Openstack in the garage

Objective

I have a client who wanted me to do some research on openstack. They were particularly interested in how difficult it would be to deploy. Along the way I thought it would be cool to have an openstack cluster at home so that when I needed a running machine to test something out I could spin it up without messing up one of my machines.

SO I started dreaming about Openstack. Cost seemed prohibitive, since most documentation suggests you need a lot of machines. After I found an article that said you could run it on two physical machines, I started looking around for inexpensive hardware. I purchased three HP Proliant DL 380s from Amazon. Amazing machine for $160-$180: Dual CPU with quad cores, 16GB ram, embedded RAID, dual disks, dual power supplies with IPMI controlled power, dual GbE NICs. The price varies based on the supply and the disk capacity; mine came from ServerPlus365.

Implementation

MaaS and JuJu looked really simple, and the article I found used them to deploy on the two machines using containers. I started there and after many trials, swore off Ubuntu and headed towards RDO… I figured out why the Proliants are so cheap — they don’t run CentOS 7 (so therefore, also not RHEL 7). The reason is that the RAID controller isn’t supported, so you can’t even install. Moreover, you can’t really upgrade from CentOS 6 because apparently not all packages get properly upgraded. So after a brief foray into trying Redhat’s latest RDO deployment model, I came back to Ubuntu.

The experience was generally really frustrating. I feel like I’ve found the one path through the maze. If you have the patience to read on, I think you’ll see why. Each failure takes a long time to figure out.

If you follow along, you too might have your own cluster.

Install the MaaS Cluster Controller

I borrowed a windows laptop for this with an attached USB 300GB disk.   I could have used one of the three Proliants, but using the laptop would give me more deployable compute capacity.

I downloaded “Trusty” Ubuntu 14.04 LTS server iso using bittorrent; took about 7 minutes.  Installed using the MaaS multi-node option. This ultimately was the key — using the packages from the disk and a specific PPA which gave me access to MAAS 1.7. The 1.5 version that comes with the “Trusty” release is so primitive I found it useless.  The 1.8 version under Trusty with the maas-maintainers/stable PPA didn’t have the Debian installer, required by the hardware I have (a consequence of the same RAID controller which causes CentOS issues). I tried the “Vivid” release with 1.8 because it supposedly supports the fast install on the RAID, but I couldn’t spin up anything except Vivid instances, which would be fine except there aren’t currently any JuJu charms for Openstack on Vivid.

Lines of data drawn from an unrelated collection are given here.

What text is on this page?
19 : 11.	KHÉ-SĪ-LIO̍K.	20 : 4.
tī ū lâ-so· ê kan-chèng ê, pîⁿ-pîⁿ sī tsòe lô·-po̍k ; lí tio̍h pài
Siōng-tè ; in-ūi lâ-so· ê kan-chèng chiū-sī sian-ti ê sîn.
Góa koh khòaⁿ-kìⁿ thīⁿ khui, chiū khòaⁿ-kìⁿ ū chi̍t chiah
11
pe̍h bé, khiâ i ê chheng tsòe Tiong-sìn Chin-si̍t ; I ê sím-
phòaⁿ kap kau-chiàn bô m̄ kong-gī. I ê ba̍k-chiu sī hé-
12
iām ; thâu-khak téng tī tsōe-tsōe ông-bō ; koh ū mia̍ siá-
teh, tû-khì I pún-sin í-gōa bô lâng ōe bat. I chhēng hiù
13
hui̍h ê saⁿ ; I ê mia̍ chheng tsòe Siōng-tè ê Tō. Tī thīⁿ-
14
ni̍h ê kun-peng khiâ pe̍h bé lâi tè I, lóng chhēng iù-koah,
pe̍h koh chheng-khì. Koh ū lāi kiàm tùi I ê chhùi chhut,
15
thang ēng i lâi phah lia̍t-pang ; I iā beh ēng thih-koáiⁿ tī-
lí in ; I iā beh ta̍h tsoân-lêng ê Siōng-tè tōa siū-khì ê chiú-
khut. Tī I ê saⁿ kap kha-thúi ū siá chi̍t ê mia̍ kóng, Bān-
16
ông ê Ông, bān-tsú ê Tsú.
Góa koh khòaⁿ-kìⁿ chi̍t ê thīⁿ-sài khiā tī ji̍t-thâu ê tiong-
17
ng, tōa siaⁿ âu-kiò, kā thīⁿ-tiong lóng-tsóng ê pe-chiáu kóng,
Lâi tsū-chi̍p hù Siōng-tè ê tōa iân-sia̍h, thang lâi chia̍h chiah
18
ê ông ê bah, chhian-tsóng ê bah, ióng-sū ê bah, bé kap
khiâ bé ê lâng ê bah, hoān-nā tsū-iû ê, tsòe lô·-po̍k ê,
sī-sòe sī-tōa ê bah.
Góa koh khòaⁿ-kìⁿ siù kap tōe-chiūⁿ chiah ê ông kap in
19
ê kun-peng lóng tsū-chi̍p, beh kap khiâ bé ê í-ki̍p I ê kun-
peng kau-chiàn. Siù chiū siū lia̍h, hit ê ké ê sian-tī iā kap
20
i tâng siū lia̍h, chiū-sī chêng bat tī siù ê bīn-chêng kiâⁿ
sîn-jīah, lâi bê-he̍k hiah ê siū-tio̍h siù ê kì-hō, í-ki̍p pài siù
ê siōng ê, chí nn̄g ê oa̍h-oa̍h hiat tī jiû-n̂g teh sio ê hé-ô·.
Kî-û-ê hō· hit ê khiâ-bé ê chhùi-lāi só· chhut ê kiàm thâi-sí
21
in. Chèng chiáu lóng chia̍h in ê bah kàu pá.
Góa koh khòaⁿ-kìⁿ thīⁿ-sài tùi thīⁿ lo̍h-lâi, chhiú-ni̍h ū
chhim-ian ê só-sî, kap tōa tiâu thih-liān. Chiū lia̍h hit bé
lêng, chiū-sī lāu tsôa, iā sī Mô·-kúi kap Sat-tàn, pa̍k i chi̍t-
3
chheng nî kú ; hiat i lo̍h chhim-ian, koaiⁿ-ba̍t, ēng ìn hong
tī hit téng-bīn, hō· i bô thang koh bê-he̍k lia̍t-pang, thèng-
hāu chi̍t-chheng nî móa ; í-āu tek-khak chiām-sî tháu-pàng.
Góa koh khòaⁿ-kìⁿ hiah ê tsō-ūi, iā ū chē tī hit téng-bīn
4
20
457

What maas do you have?  Check it here:

apt-cache policy maas{,-dns,-dhcp,-cluster-controller,-region-controller} | grep Installed -B1 -A1

i tried various ways of getting 1.7, and in the end I found a PPA which has the packages I needed.   To replicate  my experience you’ll need to run:

sudo apt-get install software-properties-common
sudo add-apt-repository ppa:andreserl/maas
sudo apt-get update
sudo apt-get upgrade
sudo apt-get install maas maas-dns maas-dhcp
apt-cache policy maas{,-dns,-dhcp,-cluster-controller,-region-controller} | grep Installed -B1 -A1

Make sure you’re on 1.7.5 or newer.

In my deployment, I used two networks: one for the MAAS management and IPMI power control (10.0.1.0/24), and one that goes to the outside world on DHCP managed by my gateway router (192.168.1.0/24). My /etc/network/interfaces file on the MAAS cluster/region controller is:

# The loopback network interface
auto lo
iface lo inet loopback

# The primary network interface
auto eth0
iface eth0 inet static
    address 10.0.1.10
    netmask 255.255.255.0
 
# wifi
auto wlan0
iface wlan0 inet manual
    wpa-driver nl80211
    wpa-roam /etc/wpa_supplicant.conf
 
iface default inet dhcp

You can see I am using the wifi for the second network, which is a whole different bag of trouble because the laptop has a broadcom wifi chip that isn’t supported out of the box. I have documented elsewhere how to make that work.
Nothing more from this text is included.